CirebonersID – Di tengah riuhnya notifikasi dan derasnya arus informasi, tiga istilah populer menggambarkan wajah baru manusia modern: FOMO, JOMO, dan YOLO.
Tiga kata yang tampak sederhana, namun menyimpan dinamika psikologis yang rumit yaitu antara rasa takut tertinggal, keinginan untuk tenang, dan dorongan untuk bebas.
FOMO (Fear of Missing Out) mencerminkan ketakutan untuk ketinggalan sesuatu, entah kabar, tren, atau momen sosial. Di era media sosial, rasa ini kian tajam.
Banyak orang merasa perlu hadir di semua tempat, tahu semua hal, dan ikut semua kegiatan. Di balik layar ponsel, ada kegelisahan yang tak kasat mata: “Apakah hidupku cukup menarik?” FOMO menjadikan validasi sosial sebagai ukuran kebahagiaan.

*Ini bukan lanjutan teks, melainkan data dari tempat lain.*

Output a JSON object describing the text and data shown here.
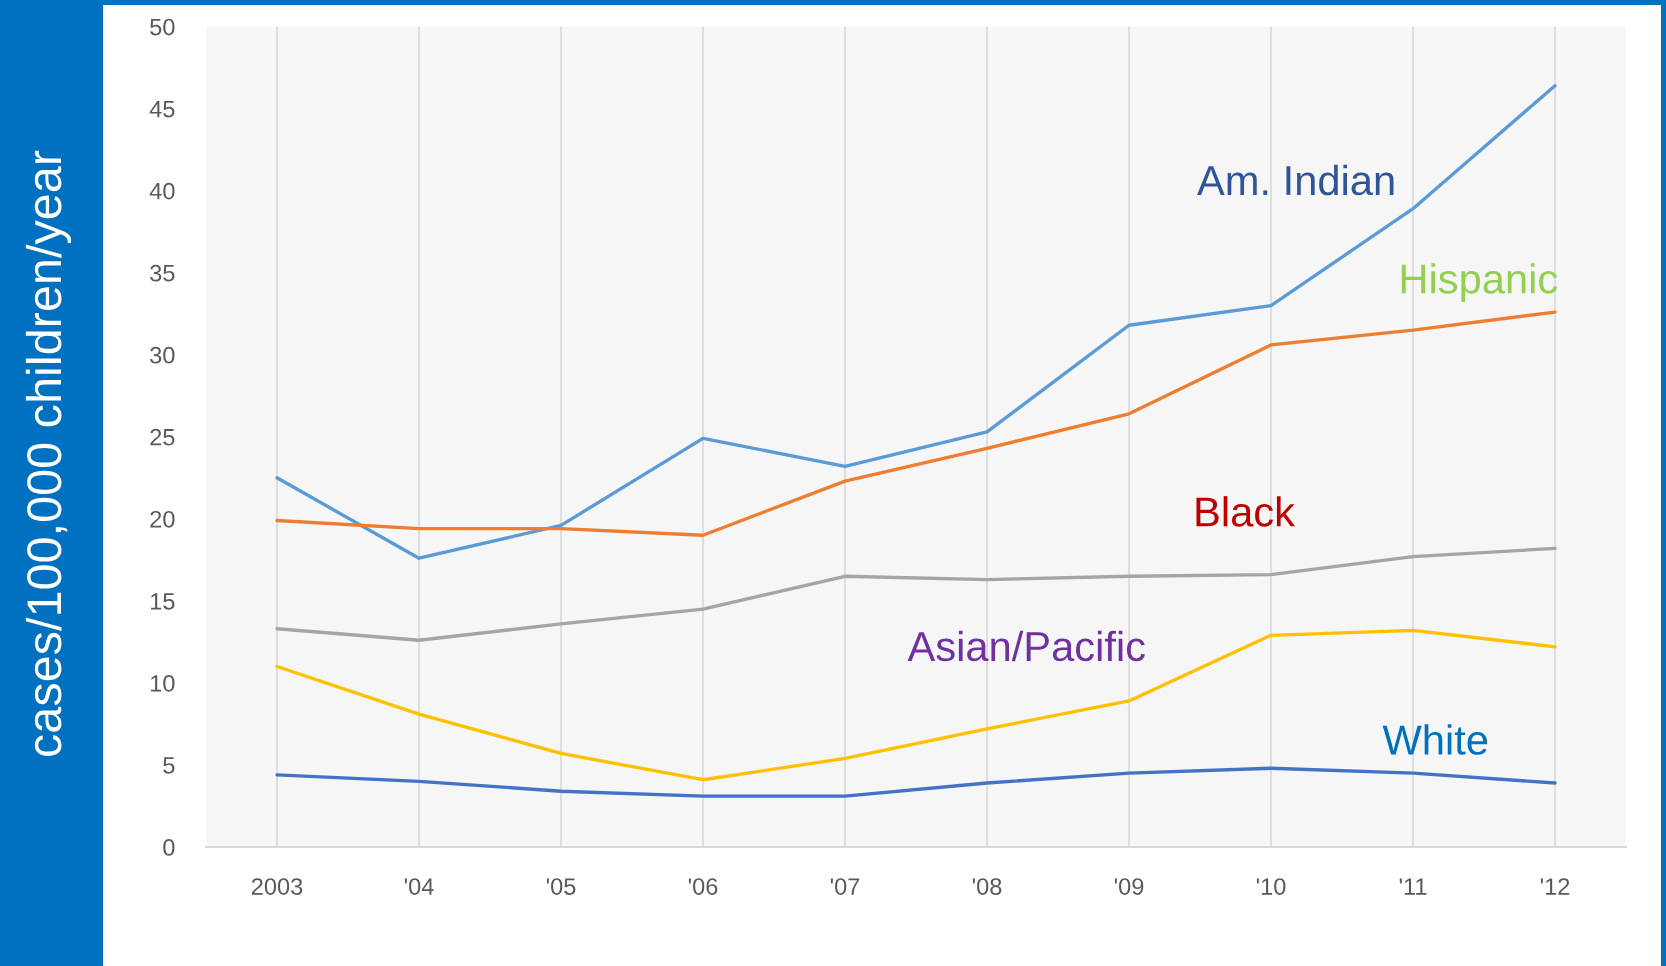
{
  "chart_data": {
    "type": "line",
    "ylabel": "cases/100,000 children/year",
    "categories": [
      "2003",
      "'04",
      "'05",
      "'06",
      "'07",
      "'08",
      "'09",
      "'10",
      "'11",
      "'12"
    ],
    "series": [
      {
        "name": "Am. Indian",
        "color": "#5b9bd5",
        "values": [
          22.5,
          17.6,
          19.6,
          24.9,
          23.2,
          25.3,
          31.8,
          33.0,
          38.9,
          46.4
        ]
      },
      {
        "name": "Hispanic",
        "color": "#ed7d31",
        "values": [
          19.9,
          19.4,
          19.4,
          19.0,
          22.3,
          24.3,
          26.4,
          30.6,
          31.5,
          32.6
        ]
      },
      {
        "name": "Black",
        "color": "#a5a5a5",
        "values": [
          13.3,
          12.6,
          13.6,
          14.5,
          16.5,
          16.3,
          16.5,
          16.6,
          17.7,
          18.2
        ]
      },
      {
        "name": "Asian/Pacific",
        "color": "#ffc000",
        "values": [
          11.0,
          8.1,
          5.7,
          4.1,
          5.4,
          7.2,
          8.9,
          12.9,
          13.2,
          12.2
        ]
      },
      {
        "name": "White",
        "color": "#4472c4",
        "values": [
          4.4,
          4.0,
          3.4,
          3.1,
          3.1,
          3.9,
          4.5,
          4.8,
          4.5,
          3.9
        ]
      }
    ],
    "ylim": [
      0,
      50
    ],
    "yticks": [
      0,
      5,
      10,
      15,
      20,
      25,
      30,
      35,
      40,
      45,
      50
    ],
    "grid": "x",
    "legend": false,
    "line_style": "solid"
  }
}
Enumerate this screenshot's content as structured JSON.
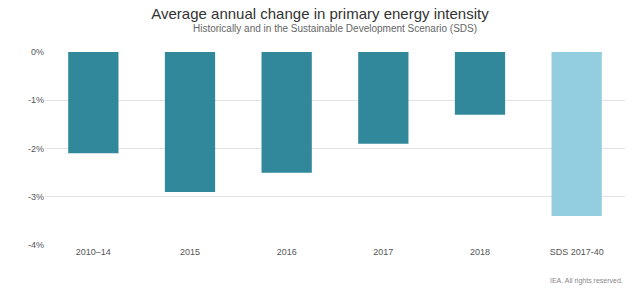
{
  "chart_data": {
    "type": "bar",
    "title": "Average annual change in primary energy intensity",
    "subtitle": "Historically and in the Sustainable Development Scenario (SDS)",
    "source": "IEA. All rights reserved.",
    "categories": [
      "2010–14",
      "2015",
      "2016",
      "2017",
      "2018",
      "SDS 2017-40"
    ],
    "values": [
      -2.1,
      -2.9,
      -2.5,
      -1.9,
      -1.3,
      -3.4
    ],
    "colors": [
      "#31889b",
      "#31889b",
      "#31889b",
      "#31889b",
      "#31889b",
      "#93cde0"
    ],
    "ylim": [
      -4,
      0
    ],
    "yticks": [
      {
        "value": 0,
        "label": "0%"
      },
      {
        "value": -1,
        "label": "-1%"
      },
      {
        "value": -2,
        "label": "-2%"
      },
      {
        "value": -3,
        "label": "-3%"
      },
      {
        "value": -4,
        "label": "-4%"
      }
    ],
    "grid": true
  }
}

Sebaliknya, muncul JOMO (Joy of Missing Out), sebuah konsep yang menenangkan. Ia mengajarkan seni menikmati ketidakhadiran — bahwa tidak ikut bukan berarti kalah, melainkan bentuk kesadaran diri.
Namun, JOMO juga bisa terjebak dalam ekstrem lain: menjauh terlalu jauh dari dunia luar hingga kehilangan koneksi sosial yang sehat. Dalam dosis berlebihan, ia bisa berubah menjadi apatisme yang terselubung.
Sementara itu, YOLO (You Only Live Once) datang membawa semangat kebebasan: hidup hanya sekali, maka nikmatilah. Prinsip ini bisa memotivasi seseorang untuk berani mencoba hal baru dan keluar dari zona nyaman.
Tapi ketika disalahartikan, YOLO berubah menjadi pembenaran untuk keputusan impulsif dan gaya hidup hedonistik. Hidup hanya sekali, tapi itu bukan alasan untuk sembrono.
Pada akhirnya, tiga istilah ini adalah cermin dari kecemasan generasi digital, khususnya tentang makna hidup, koneksi, dan keseimbangan. FOMO membuat kita haus akan pengakuan, JOMO mengingatkan pentingnya jeda, dan YOLO menantang kita untuk berani.
Kuncinya bukan memilih satu di antaranya, melainkan memahami kapan harus terhubung, kapan perlu menyendiri, dan kapan waktunya melangkah. Sebab di balik ketiganya, tersimpan pelajaran penting: menjadi manusia seutuhnya di tengah dunia yang terus bergerak cepat.